Verzin iets of verhonger

 

Door ingewikkelde distributieregels te gebruiken zou alles eerlijk verdeeld moeten worden. Toch kon een bezoekje aan de winkel nog een tegenvaller worden. Sommige dingen waren namelijk helemaal niet meer te koop! Voorraden koffie, thee, tabak en zeep waren al snel op. Er voor in de plaats werden andere producten bedacht: surrogaten.

 

Soms moest er bij de winkel iets ingeleverd worden om een nieuw product te kunnen krijgen.Al snel was het normaal om oude botten van een kip of koe mee te nemen naar de winkel. Alleen in ruil voor oude beenderen kon je nieuwe zeep krijgen! Was je tube met tandpasta of lijm leeg dan moest deze worden ingeleverd; het metaal kon weer worden gebruikt voor een nieuwe tube.

 

In de keuken thuis was het goed te merken dat niet alles meer te koop was. Er verschenen allerlei boekjes en receptenbladen waarin de huisvrouwen konden lezen hoe ze paddenstoelen, visresten of aardappelschillen konden gebruiken. Om een fatsoenlijke maaltijd te koken moesten er heel wat goocheltrucs worden uitgehaald! Toch was er tot aan 1944 nog geen echte honger. Aan het einde van het jaar 1943 kon een volwassene per week nog wel 4 kilo aardappelen, 2 grote broden en 2 liter melk kopen.

 

Met kleding en schoenen stond het er minder goed voor; al snel na het begin van de Duitse bezetting was textiel, leer en rubbermoeilijk verkrijgbaar.Er werd dan ook veel kleding afgedragen, geruild, op maat gemaakt voor een ander gezinslid, of eindeloos opgelapt. Schoenen met houten zolen kwamen in de winkel. Ook het rubber van fietsbanden werd vervangen door hout of vervangen door hard rubber wat van oude autobanden werd gemaakt. Lopen of fietsen was niet meer zo prettig…

 

Het zou allemaal nog veel erger worden. De geallieerde soldaten bevrijdden in snel tempo delen van Frankrijk en België.

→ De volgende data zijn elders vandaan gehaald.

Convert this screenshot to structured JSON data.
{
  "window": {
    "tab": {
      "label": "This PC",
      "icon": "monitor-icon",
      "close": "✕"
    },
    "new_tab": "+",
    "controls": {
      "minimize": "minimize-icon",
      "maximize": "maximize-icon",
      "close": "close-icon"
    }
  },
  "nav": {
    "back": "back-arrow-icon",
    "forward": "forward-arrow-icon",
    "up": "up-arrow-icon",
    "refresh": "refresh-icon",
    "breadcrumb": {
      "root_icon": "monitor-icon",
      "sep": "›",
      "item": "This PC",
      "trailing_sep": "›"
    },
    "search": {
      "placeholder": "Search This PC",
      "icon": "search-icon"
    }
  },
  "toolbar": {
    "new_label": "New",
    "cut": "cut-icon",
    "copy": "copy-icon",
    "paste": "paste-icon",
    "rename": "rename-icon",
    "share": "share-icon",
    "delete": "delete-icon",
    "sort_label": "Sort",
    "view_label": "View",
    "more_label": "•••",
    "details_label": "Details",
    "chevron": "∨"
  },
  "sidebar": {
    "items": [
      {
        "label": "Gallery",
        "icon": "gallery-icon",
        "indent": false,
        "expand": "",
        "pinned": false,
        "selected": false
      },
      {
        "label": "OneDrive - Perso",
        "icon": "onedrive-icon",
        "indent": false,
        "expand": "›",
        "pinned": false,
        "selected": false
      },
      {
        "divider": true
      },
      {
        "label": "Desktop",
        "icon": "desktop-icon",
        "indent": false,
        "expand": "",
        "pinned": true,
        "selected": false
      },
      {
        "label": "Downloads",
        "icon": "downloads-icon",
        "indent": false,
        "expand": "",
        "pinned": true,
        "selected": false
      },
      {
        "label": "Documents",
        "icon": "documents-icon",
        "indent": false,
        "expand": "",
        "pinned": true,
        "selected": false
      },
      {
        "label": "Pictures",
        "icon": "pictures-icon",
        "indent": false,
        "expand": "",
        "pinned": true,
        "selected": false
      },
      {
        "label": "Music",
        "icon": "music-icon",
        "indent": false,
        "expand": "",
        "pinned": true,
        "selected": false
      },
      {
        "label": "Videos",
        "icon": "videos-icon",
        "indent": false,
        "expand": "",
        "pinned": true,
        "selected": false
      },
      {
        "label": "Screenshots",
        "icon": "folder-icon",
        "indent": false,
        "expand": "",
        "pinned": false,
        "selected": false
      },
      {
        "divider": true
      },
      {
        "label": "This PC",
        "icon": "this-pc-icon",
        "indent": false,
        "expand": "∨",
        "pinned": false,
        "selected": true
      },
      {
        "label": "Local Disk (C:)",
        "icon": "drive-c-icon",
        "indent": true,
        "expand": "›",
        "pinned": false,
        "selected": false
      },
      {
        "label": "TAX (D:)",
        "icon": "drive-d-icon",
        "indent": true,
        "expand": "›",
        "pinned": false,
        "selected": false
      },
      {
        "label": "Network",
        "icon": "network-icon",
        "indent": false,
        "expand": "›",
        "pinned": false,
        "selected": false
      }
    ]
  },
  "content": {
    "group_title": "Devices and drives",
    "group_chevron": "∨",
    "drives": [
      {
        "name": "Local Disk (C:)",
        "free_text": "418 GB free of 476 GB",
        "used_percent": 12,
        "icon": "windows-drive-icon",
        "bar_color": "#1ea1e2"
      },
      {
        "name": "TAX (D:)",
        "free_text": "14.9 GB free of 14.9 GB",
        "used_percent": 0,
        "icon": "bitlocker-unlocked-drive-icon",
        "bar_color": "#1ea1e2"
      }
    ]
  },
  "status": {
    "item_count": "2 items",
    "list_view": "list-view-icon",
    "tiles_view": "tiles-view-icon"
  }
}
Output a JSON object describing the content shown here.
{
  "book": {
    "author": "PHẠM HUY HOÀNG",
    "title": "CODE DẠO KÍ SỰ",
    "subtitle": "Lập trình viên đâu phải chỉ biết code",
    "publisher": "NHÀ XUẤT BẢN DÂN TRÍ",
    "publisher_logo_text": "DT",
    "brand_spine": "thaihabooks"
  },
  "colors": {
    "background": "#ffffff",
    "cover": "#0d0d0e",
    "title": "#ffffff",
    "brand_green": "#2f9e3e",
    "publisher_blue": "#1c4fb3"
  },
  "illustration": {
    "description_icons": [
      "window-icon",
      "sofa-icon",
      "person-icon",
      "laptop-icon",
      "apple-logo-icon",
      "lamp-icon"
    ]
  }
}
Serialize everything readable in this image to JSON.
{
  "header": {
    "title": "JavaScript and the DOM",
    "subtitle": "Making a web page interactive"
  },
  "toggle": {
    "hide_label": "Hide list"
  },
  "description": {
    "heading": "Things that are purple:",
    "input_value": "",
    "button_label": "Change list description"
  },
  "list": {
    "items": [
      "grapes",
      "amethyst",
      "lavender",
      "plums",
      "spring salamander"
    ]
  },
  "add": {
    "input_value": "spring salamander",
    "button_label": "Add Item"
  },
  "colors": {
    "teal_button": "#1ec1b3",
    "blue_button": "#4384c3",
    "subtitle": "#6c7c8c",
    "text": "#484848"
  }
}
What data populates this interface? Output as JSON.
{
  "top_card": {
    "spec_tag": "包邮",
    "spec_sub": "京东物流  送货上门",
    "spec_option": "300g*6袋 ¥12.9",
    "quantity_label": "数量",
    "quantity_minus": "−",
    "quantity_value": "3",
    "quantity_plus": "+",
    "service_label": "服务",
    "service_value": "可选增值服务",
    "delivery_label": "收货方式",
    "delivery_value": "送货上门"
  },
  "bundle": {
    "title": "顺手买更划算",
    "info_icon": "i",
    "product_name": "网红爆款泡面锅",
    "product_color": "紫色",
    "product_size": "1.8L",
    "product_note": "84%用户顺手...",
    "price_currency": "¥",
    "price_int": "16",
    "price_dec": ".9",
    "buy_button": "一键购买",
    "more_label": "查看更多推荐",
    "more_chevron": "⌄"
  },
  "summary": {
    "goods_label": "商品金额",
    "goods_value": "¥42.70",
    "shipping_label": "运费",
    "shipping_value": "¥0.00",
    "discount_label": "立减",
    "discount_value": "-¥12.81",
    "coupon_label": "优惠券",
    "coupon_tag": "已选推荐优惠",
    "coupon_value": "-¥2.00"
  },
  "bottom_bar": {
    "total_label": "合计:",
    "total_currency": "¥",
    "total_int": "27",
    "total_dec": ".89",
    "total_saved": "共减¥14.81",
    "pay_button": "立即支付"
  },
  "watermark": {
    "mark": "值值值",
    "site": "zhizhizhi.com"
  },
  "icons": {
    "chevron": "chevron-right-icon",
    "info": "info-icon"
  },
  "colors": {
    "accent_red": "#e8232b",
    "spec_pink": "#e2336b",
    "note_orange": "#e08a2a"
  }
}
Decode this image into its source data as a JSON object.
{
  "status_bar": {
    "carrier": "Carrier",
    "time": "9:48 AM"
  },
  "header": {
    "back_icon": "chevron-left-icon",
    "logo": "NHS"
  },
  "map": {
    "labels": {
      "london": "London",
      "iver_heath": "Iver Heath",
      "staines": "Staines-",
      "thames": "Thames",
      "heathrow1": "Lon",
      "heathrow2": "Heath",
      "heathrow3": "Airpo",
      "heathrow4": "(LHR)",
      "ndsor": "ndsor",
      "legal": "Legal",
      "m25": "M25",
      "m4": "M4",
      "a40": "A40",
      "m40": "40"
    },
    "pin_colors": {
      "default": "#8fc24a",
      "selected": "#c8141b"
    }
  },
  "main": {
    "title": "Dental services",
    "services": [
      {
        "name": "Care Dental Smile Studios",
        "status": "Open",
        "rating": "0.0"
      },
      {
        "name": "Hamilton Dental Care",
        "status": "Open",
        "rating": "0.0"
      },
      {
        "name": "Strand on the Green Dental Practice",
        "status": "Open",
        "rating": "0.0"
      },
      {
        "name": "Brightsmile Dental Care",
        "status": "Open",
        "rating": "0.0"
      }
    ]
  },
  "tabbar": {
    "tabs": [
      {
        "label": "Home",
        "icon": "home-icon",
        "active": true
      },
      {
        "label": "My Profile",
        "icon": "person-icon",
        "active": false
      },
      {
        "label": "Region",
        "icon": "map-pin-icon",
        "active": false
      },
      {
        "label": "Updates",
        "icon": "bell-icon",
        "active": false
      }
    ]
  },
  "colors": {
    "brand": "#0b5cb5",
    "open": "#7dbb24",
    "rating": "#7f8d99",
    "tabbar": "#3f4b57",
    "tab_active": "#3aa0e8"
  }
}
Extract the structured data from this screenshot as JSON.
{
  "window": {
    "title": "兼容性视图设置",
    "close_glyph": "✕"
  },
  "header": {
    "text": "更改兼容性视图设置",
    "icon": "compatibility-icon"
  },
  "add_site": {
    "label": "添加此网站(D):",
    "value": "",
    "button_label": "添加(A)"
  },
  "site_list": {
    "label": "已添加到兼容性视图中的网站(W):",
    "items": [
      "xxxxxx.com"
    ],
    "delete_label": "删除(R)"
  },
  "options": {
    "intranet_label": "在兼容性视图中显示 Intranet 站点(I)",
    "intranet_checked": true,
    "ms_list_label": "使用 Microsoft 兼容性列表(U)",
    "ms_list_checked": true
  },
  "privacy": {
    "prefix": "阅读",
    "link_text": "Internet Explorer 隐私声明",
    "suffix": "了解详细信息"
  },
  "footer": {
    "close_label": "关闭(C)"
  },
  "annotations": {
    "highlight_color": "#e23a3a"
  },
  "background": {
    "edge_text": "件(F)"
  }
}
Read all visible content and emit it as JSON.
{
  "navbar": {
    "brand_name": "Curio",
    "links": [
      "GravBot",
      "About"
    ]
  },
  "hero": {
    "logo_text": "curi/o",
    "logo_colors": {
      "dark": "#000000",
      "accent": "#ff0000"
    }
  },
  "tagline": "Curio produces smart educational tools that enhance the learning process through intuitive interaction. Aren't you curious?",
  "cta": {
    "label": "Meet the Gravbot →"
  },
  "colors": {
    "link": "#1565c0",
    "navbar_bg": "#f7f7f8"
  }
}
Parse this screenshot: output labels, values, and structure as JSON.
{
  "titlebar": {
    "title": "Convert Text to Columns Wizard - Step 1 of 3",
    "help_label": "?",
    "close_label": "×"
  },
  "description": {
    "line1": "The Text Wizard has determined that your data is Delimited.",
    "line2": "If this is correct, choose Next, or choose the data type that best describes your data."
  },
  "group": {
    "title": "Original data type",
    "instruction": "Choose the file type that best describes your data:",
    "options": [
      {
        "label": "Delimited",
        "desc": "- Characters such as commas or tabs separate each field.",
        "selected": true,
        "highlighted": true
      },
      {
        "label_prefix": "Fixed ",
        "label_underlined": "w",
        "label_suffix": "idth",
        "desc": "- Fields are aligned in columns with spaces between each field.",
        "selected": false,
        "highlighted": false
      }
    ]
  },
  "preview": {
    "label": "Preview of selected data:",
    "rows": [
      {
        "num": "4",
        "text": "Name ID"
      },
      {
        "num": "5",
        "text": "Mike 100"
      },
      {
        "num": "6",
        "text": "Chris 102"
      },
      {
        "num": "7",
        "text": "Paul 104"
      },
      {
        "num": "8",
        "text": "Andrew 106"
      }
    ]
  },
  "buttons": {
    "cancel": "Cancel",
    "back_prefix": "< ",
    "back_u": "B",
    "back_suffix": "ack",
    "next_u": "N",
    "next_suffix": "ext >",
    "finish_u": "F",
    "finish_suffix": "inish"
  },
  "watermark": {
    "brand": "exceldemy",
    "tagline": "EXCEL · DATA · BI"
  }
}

In september 1944 werd een grote operatie opgezet om ook Nederland snel te bevrijden. In dezelfde tijd werd een grote staking uitgeroepen voor alle medewerkers van de Nederlandse Spoorwegen. Er reed bijna geen trein meer.

 

De Duitsers waren woedend en legden ook andere vormen van transport stil. Nu kon er geen voedsel meer worden gebracht naar de westelijke provincies Zuid-Holland, Noord-Holland en Utrecht. Terwijl juist daar de meeste mensen woonden en het minste voedsel werd verbouwd. Om het nog erger te maken werd de winter van 1944-1945 een strenge winter.Er was een groot tekort aan brandstof en voedsel. Een ramp kon niet uitblijven.

 

Ten einde raad werd alles gegeten wat ook maar een klein beetje eetbaar leek. Bloembollen van dahlia’s of tulpen werden gegeten. Suikerbieten, normaal gebruikt voor veevoer of de productie van suiker, werden nu tot het normale voedsel gerekend en zelfs daarvoor moesten distributiebonnen worden ingeleverd. Van alle honden en katten werd maar liefst 20 procent door het eigen baasje opgegeten en nog eens 30 procent door de buren.

 

“Ons hondje is al dagen kwijt en ook de kat van Wim en Nellie is spoorloos.”

 

 Deze winter zou de geschiedenis ingaan als de Hongerwinter. Er wordt geschat dat in deze winter meer dan 20.000 mensen stierven van de honger. Nog eens duizenden mensen raakten ernstig verzwakt en velen daarvan zouden later alsnog omkomen door ziekte of uitputting.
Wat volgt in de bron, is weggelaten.